# LeBlond Dual Drive with DRO, Gilroy, CA $800



## guero_gordo (May 31, 2021)

Metal lathe - general for sale - by owner
					

LaBlond with digetalsreen



					sfbay.craigslist.org


----------



## MrWhoopee (May 31, 2021)

I'm still puzzled by the fact that someone can post a picture of the name and then misspell it.


----------



## Nogoingback (May 31, 2021)

Better pics would be helpful as well.


----------



## hman (May 31, 2021)

Yup!  Can't hardly even tell what kind of tool it is from the three pictures.  And not only is the poor schmo bad at spelling (LaBlond ,,, Duel drive), but doesn't seem to know what the "digetalsreen" is for.  Listing is under "general for sale by owner."  Wonder how long he's been the owner?????  

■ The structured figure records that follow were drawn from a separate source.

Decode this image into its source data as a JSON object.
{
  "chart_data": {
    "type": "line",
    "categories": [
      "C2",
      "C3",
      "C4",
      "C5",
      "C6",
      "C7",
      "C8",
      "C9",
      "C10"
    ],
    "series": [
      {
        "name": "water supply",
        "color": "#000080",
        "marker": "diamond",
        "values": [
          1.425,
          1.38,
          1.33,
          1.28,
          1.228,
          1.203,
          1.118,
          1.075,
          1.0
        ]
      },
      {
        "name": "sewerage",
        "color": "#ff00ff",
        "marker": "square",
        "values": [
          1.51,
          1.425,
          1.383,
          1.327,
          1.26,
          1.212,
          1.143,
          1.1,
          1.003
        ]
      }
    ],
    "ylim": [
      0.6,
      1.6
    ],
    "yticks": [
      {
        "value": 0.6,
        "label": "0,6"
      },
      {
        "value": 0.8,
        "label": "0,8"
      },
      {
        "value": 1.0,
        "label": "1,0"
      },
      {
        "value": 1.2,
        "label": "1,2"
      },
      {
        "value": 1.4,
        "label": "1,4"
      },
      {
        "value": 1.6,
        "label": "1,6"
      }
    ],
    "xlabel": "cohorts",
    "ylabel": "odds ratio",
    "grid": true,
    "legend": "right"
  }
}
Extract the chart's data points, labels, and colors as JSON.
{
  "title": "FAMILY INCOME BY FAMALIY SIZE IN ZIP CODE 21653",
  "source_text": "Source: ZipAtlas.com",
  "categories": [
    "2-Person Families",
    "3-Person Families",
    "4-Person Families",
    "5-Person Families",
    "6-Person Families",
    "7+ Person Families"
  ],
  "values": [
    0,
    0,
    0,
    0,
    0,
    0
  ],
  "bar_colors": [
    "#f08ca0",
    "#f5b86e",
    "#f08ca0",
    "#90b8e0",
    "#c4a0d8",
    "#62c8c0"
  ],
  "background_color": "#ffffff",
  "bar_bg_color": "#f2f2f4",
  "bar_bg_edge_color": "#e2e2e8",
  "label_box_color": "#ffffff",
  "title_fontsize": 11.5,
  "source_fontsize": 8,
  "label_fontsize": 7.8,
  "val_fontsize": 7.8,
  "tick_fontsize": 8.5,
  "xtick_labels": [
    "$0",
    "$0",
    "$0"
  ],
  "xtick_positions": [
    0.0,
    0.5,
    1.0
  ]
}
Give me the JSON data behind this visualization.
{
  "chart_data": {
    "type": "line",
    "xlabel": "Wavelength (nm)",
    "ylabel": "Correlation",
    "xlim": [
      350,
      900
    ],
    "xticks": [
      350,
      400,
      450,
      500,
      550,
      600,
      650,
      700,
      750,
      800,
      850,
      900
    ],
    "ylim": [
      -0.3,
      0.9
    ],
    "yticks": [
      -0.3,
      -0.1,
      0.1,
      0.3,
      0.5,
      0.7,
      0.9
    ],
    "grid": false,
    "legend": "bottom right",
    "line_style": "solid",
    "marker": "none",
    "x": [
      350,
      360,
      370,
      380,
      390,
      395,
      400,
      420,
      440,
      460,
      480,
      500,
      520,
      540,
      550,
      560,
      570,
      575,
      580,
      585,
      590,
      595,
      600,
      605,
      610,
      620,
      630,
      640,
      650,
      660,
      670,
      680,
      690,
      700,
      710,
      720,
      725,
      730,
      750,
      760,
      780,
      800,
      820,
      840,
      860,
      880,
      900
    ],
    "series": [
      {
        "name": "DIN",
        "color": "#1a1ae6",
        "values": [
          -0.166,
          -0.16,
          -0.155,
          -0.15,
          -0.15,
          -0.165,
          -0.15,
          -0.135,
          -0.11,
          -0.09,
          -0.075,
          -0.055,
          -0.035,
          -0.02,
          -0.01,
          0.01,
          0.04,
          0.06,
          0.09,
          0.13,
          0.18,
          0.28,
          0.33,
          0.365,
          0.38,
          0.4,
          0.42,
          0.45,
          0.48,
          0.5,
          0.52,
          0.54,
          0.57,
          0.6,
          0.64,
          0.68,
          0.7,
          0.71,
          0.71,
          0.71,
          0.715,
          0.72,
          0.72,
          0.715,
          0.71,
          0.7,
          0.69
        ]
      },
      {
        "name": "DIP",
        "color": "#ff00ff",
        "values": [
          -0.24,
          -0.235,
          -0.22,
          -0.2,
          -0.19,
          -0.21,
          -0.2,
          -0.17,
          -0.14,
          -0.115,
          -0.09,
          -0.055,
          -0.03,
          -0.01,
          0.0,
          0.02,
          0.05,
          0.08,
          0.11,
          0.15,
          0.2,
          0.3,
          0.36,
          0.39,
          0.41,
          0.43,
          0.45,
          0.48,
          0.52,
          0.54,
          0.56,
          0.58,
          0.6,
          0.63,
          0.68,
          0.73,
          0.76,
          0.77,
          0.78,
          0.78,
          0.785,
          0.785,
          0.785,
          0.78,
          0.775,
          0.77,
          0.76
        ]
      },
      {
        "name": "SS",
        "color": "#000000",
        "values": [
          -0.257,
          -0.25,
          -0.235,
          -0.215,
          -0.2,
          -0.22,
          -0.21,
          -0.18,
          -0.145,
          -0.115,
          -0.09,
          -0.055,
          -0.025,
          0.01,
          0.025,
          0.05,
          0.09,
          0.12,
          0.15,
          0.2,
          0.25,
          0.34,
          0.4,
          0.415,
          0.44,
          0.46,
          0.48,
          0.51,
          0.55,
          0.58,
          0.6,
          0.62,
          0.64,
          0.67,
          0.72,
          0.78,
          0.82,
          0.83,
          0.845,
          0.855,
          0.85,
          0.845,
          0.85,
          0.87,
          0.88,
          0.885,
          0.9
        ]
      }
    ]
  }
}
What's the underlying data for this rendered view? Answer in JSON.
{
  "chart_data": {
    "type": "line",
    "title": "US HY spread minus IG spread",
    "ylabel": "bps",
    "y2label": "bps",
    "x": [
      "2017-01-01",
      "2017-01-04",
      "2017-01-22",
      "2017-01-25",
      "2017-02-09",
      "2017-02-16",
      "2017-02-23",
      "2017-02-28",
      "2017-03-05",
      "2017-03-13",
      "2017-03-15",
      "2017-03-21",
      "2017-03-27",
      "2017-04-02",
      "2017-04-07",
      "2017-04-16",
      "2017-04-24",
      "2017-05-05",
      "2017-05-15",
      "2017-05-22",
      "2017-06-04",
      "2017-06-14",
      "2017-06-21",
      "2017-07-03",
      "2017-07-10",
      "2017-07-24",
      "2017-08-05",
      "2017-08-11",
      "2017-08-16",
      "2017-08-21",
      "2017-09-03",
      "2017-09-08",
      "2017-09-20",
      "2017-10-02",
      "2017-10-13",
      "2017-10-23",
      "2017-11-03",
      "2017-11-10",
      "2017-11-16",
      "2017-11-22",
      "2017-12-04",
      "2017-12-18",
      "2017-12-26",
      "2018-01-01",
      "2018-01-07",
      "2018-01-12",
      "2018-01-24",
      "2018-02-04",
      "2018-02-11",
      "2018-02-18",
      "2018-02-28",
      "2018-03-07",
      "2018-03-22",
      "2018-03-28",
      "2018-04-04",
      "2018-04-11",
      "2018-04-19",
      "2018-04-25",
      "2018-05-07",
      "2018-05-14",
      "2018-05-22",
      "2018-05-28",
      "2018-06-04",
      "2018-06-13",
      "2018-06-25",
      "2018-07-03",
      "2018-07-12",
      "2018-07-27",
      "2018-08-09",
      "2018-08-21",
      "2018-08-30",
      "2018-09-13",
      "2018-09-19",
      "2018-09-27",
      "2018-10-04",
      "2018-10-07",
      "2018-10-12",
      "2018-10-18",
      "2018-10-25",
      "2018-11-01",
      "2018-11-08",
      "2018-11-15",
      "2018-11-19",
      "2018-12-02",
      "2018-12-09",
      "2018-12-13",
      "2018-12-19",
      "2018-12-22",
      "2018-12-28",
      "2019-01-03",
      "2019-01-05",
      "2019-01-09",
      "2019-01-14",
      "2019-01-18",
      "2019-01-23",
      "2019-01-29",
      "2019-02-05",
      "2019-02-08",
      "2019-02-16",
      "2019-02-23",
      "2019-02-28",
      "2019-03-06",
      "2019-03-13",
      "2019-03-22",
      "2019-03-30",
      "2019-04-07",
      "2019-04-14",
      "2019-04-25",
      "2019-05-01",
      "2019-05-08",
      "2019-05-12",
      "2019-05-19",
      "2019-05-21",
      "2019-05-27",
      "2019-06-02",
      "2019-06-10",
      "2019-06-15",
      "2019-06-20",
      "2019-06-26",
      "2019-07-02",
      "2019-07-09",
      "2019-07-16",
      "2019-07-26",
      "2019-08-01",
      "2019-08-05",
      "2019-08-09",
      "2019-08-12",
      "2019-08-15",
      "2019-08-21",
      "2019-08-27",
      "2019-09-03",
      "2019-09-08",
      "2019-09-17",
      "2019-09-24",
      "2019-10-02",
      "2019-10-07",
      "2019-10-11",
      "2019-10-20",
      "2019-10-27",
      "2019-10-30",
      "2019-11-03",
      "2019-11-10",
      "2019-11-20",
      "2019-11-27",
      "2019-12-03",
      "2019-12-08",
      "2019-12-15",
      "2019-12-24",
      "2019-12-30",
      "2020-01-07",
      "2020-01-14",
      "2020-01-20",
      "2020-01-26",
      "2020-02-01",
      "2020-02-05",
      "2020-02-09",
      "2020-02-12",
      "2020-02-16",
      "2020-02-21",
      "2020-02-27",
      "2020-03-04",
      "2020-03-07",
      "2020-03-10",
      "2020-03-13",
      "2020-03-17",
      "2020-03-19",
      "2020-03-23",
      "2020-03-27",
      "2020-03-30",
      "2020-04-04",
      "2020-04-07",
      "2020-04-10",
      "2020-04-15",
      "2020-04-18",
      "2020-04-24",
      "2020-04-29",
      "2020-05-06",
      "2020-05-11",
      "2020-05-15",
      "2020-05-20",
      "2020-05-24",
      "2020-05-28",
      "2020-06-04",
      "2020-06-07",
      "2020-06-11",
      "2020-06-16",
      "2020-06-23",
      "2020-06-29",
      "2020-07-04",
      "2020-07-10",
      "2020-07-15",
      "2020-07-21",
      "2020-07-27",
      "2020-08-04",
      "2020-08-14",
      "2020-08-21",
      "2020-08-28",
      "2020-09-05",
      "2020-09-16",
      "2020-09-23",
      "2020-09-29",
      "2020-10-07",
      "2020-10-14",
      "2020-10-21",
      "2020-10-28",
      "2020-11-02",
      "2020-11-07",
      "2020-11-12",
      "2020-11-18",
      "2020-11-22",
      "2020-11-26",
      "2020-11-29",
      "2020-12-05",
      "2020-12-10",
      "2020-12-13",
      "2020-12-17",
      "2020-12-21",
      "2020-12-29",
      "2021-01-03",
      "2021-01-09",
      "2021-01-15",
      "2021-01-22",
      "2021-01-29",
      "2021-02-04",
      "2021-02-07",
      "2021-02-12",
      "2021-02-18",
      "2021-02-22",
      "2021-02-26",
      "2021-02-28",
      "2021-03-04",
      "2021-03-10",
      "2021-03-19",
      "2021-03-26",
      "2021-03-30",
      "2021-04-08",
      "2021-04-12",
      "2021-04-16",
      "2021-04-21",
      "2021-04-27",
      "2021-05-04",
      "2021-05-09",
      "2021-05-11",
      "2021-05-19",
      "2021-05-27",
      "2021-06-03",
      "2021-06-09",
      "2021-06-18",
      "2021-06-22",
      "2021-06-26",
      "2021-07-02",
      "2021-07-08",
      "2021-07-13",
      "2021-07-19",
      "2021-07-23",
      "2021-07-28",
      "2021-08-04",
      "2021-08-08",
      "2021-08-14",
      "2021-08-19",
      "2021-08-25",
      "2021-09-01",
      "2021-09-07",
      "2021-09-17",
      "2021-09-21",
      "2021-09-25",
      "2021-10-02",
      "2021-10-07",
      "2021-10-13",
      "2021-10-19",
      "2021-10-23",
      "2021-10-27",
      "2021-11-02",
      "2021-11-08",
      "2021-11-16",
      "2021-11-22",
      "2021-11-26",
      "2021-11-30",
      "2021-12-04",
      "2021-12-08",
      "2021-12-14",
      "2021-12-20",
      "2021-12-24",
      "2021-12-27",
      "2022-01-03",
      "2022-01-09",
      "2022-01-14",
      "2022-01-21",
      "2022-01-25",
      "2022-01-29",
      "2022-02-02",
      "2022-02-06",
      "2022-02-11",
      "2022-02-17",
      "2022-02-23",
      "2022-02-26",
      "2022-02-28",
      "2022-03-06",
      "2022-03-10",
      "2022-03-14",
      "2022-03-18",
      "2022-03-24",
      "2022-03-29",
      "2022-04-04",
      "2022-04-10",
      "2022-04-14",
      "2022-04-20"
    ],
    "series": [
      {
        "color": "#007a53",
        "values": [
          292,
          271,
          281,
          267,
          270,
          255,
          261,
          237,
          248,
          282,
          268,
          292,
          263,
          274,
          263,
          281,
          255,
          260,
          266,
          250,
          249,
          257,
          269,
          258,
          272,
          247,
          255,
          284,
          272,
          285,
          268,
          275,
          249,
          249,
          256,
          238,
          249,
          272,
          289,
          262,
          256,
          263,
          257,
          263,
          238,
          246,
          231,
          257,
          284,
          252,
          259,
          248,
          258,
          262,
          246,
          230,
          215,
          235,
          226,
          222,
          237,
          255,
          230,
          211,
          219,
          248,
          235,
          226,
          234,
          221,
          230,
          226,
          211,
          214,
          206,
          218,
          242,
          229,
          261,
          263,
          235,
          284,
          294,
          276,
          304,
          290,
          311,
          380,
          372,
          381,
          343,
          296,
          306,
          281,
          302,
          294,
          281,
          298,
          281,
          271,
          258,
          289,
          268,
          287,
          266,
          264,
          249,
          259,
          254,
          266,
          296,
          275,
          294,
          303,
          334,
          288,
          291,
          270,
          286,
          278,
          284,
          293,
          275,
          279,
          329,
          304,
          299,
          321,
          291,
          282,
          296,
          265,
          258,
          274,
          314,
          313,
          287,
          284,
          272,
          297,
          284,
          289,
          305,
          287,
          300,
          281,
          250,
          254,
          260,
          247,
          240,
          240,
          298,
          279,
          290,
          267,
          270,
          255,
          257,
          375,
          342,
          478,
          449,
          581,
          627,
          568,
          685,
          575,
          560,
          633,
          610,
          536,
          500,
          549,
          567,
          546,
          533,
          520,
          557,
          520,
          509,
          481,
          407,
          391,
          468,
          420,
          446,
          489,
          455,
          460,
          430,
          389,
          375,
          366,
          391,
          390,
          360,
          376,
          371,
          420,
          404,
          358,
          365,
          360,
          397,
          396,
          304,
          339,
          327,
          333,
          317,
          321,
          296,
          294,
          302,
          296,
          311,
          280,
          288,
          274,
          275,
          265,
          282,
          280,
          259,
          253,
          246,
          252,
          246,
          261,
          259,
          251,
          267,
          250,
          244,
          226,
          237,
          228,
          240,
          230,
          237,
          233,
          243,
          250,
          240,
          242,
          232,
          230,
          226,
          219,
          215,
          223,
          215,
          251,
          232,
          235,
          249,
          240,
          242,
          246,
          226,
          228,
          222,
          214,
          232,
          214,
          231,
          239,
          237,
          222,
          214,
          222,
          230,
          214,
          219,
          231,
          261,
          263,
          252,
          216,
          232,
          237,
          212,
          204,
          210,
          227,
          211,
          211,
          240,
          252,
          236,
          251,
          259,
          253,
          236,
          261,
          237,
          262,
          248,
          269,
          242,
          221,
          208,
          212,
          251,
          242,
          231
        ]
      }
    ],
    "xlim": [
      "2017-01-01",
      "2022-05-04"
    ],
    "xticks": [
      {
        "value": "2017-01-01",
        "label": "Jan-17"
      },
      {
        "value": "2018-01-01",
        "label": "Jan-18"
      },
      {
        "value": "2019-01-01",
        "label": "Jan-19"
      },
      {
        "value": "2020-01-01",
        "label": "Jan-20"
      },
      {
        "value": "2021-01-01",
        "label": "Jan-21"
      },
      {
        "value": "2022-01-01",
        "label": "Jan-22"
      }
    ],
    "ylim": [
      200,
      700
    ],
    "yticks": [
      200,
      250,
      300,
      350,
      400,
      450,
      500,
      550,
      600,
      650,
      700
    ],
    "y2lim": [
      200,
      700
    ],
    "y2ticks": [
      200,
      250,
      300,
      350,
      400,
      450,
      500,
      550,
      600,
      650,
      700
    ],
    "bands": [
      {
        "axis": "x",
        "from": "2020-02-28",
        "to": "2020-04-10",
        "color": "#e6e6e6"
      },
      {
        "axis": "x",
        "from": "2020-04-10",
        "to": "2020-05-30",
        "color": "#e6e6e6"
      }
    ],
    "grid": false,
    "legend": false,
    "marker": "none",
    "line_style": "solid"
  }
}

I guess the whole ad would be amusing, if it weren't so sad.


----------



## markba633csi (May 31, 2021)

He could be a very good machinist, just a very bad speller.  Not a great photographer either- too bad there aren't more pictures
-M


----------



## guero_gordo (May 31, 2021)

Easy enough to ask for more information via email


----------



## Nogoingback (May 31, 2021)

True: San Ramon isn't far from Gilroy...


----------